ベイズ統計学に基づく余震活動の確率予測手法の開発:

大きな地震の後には、おびただしい数の余震が起こります。余震は通常、本震に比べると一回り小さいことがほとんどですが、それでも大きな余震は被災地に追加的な被害をもたらすことがあります。そのため、余震活動からのリスクを軽減するために、余震活動の確率予測がこれまで行われてきました。私たちは統計的な手法に基づき、迅速に精度の高い予測を行うための方法の開発を行っています。具体的には以下の(1)-(3)を参照ください。

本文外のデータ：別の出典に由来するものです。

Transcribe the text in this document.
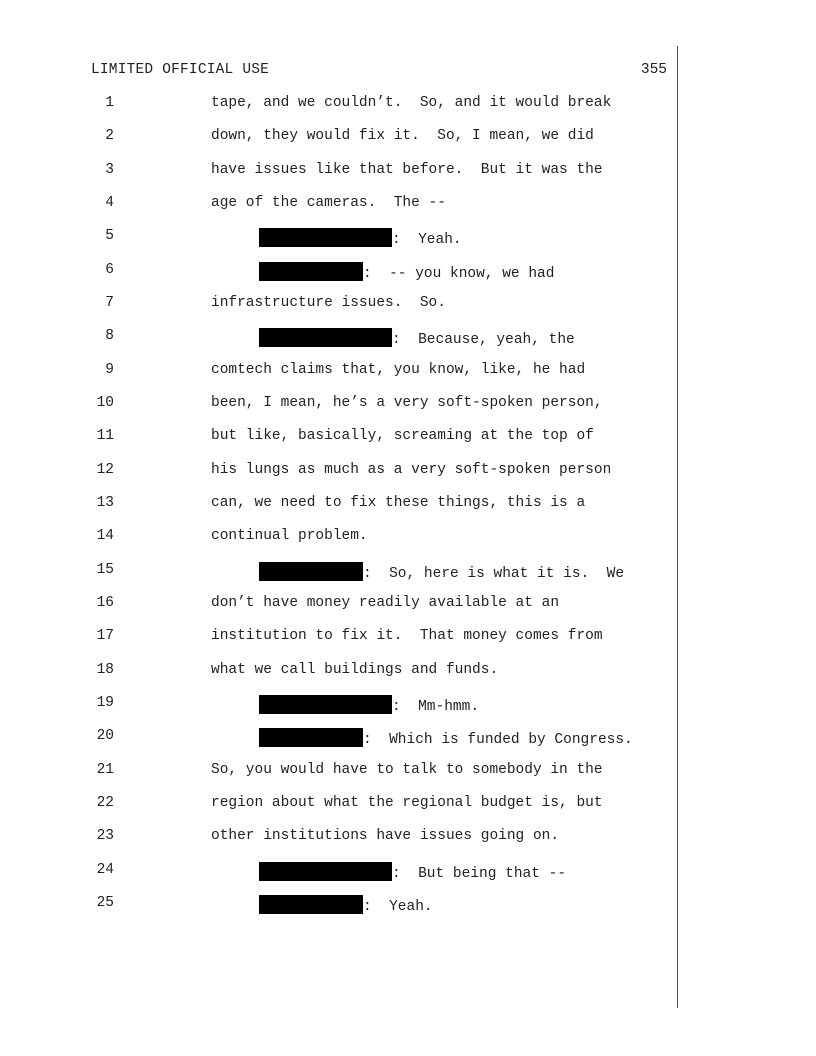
LIMITED OFFICIAL USE	355
1	tape, and we couldn’t.  So, and it would break
2	down, they would fix it.  So, I mean, we did
3	have issues like that before.  But it was the
4	age of the cameras.  The --
5	:  Yeah.
6	:  -- you know, we had
7	infrastructure issues.  So.
8	:  Because, yeah, the
9	comtech claims that, you know, like, he had
10	been, I mean, he’s a very soft-spoken person,
11	but like, basically, screaming at the top of
12	his lungs as much as a very soft-spoken person
13	can, we need to fix these things, this is a
14	continual problem.
15	:  So, here is what it is.  We
16	don’t have money readily available at an
17	institution to fix it.  That money comes from
18	what we call buildings and funds.
19	:  Mm-hmm.
20	:  Which is funded by Congress.
21	So, you would have to talk to somebody in the
22	region about what the regional budget is, but
23	other institutions have issues going on.
24	:  But being that --
25	:  Yeah.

我々の一連の研究は政府の地震調査研究推進本部がまとめた「大地震後の地震活動の見通しに関する情報のあり方」報告書においても、今後の検討課題としても言及されています。具体的な研究成果については、以下を参考にしてください。

研究成果の社会への還元:

国立研究開発法人・防災科学技術研究所と共同で、私たちの開発した方法に基づくリアルタイム予測システムの試験運用を行なってます。2018年の大阪北部地震・胆振地方地震、2019年山形県沖地震の際には、このシステムによって得られた予測結果を政府の地震調査委員会に報告しました。具体的には以下の(4)-(5)を参照ください。

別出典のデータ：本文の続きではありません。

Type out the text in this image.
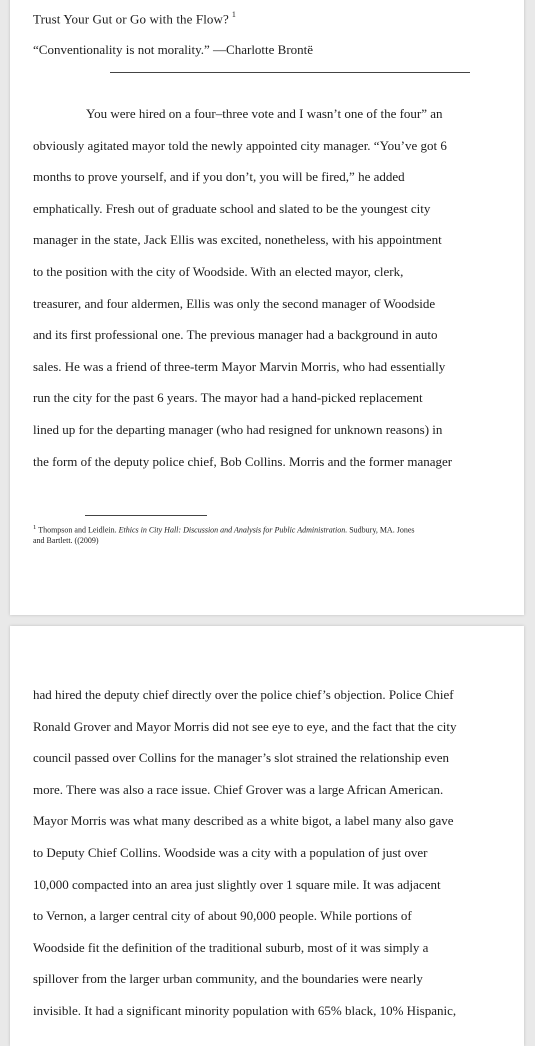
Trust Your Gut or Go with the Flow? $^1$
“Conventionality is not morality.” —Charlotte Brontë
You were hired on a four–three vote and I wasn’t one of the four” an
obviously agitated mayor told the newly appointed city manager. “You’ve got 6
months to prove yourself, and if you don’t, you will be fired,” he added
emphatically. Fresh out of graduate school and slated to be the youngest city
manager in the state, Jack Ellis was excited, nonetheless, with his appointment
to the position with the city of Woodside. With an elected mayor, clerk,
treasurer, and four aldermen, Ellis was only the second manager of Woodside
and its first professional one. The previous manager had a background in auto
sales. He was a friend of three-term Mayor Marvin Morris, who had essentially
run the city for the past 6 years. The mayor had a hand-picked replacement
lined up for the departing manager (who had resigned for unknown reasons) in
the form of the deputy police chief, Bob Collins. Morris and the former manager
$^1$ Thompson and Leidlein. Ethics in City Hall: Discussion and Analysis for Public Administration. Sudbury, MA. Jones
and Bartlett. ((2009)
had hired the deputy chief directly over the police chief’s objection. Police Chief
Ronald Grover and Mayor Morris did not see eye to eye, and the fact that the city
council passed over Collins for the manager’s slot strained the relationship even
more. There was also a race issue. Chief Grover was a large African American.
Mayor Morris was what many described as a white bigot, a label many also gave
to Deputy Chief Collins. Woodside was a city with a population of just over
10,000 compacted into an area just slightly over 1 square mile. It was adjacent
to Vernon, a larger central city of about 90,000 people. While portions of
Woodside fit the definition of the traditional suburb, most of it was simply a
spillover from the larger urban community, and the boundaries were nearly
invisible. It had a significant minority population with 65% black, 10% Hispanic,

日本科学未来館にて2014/02/19〜2014/09/01の間、私たちの余震活動予測に関する研究紹介が展示されていました。[未来館のホームページ]

(1) 特に本震後一日以内には強い余震が起こる確率が高いため、余震活動の予測を早期に行なうことは防災上非常に重要です。しかしながら本震直後に精度の高い予測をたてることは一般には難しいです。例えば、気象庁は典型的に、本震後一日以上経過してから、予測を行っています。これは本震直後には観測網の地震検出能力を超える数の余震が起こり、多くの余震が観測から漏れてしまうため、部分的なデータしか手に入らないからです。そこで、私たちは観測漏れのあるデータから、実際にはどの程度の数の余震が起こっていたかを推定する統計手法を構築しました。この方法と既存の予測モデル(大森・宇津則)を組み合わせることにより、本震後数時間程度から精度の高い確率予測が可能になりました。この研究成果はScientific Reportsから出版され、読売新聞日刊工業新聞にて紹介されました。

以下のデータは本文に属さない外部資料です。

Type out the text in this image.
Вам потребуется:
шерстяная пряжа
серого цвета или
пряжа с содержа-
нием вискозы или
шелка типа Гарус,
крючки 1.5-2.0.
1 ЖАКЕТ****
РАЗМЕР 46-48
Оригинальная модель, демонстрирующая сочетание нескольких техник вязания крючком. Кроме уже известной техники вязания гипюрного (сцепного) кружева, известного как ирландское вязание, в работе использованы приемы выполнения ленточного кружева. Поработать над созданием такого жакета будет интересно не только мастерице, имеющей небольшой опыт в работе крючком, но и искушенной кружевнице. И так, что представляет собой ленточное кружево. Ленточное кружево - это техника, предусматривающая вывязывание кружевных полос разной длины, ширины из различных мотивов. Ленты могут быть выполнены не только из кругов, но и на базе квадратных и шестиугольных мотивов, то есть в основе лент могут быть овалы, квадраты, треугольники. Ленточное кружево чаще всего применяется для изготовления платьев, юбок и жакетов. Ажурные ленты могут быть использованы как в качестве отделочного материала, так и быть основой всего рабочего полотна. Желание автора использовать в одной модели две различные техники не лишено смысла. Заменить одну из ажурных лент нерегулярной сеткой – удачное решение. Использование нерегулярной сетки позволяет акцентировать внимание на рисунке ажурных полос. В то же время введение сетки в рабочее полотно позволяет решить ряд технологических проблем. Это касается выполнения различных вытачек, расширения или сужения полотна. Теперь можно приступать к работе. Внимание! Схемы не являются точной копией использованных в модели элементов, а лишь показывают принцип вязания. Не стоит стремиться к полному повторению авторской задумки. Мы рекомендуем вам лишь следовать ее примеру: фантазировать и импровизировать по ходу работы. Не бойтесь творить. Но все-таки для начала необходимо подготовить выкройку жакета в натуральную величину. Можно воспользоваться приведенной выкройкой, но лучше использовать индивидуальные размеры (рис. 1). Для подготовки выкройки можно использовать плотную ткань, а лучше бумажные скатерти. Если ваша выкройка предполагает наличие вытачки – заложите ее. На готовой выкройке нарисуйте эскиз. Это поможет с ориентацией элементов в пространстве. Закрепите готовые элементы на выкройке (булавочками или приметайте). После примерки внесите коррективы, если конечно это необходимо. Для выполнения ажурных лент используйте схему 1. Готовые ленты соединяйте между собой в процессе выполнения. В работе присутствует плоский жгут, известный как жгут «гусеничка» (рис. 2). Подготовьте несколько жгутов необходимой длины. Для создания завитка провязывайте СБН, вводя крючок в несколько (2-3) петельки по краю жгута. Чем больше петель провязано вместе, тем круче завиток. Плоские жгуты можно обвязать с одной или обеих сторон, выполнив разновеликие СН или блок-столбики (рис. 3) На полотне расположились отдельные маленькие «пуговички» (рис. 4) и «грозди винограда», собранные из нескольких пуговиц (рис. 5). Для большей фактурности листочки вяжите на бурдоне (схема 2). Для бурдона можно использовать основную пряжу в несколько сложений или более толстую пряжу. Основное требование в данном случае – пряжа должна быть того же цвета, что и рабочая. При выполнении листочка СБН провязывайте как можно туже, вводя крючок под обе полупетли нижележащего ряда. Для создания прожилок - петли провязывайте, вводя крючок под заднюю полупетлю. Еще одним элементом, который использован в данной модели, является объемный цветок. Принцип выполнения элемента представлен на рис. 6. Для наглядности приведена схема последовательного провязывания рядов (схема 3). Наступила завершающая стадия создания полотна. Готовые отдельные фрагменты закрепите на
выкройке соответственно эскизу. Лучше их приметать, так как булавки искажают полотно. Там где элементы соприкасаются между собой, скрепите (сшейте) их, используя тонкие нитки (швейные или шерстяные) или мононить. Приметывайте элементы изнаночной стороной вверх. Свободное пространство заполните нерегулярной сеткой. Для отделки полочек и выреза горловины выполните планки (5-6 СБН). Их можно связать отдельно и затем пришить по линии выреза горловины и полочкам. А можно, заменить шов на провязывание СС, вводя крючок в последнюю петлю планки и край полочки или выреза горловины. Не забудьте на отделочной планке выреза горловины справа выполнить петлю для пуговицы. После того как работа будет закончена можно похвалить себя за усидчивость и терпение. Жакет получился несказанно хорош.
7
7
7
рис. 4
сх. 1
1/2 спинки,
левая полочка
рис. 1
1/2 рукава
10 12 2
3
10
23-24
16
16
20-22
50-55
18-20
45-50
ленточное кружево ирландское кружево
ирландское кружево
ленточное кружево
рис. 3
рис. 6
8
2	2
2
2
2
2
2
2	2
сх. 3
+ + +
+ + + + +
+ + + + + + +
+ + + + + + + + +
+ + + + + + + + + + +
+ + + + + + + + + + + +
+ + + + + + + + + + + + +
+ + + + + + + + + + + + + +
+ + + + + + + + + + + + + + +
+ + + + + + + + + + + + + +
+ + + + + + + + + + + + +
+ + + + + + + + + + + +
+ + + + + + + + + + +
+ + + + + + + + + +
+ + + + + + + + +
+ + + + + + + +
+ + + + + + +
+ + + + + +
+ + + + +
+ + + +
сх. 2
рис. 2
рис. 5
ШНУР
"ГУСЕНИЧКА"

[追記]イタリアの研究グループが2015年のネパール地震(M7.8)の余震活動の予測を行った際に、この論文で提案した手法が用いられました。(https://ingvcps.wordpress.com/2015/05/02/)

(2) また上の研究では、本震後の緊急の予測のために最も単純な余震のモデルである大森・宇津則を用いました。しかしながら余震活動は二次余震などといった複雑な発生パターンを示すので、長い期間で考えると大森・宇津則は必ずしも余震活動を正しく表現しません。そのため様々なタイプの余震の長期的な予測を行うために、前の研究を大森・宇津を一般化したEpidemic Type Aftershock Sequence (ETAS) モデルを用いた方法に拡張しました。そして本震後1日間程度のデータからETASモデルがよく推定できることを明らかにしました。この研究成果はGeophysical Research Lettersから出版されました。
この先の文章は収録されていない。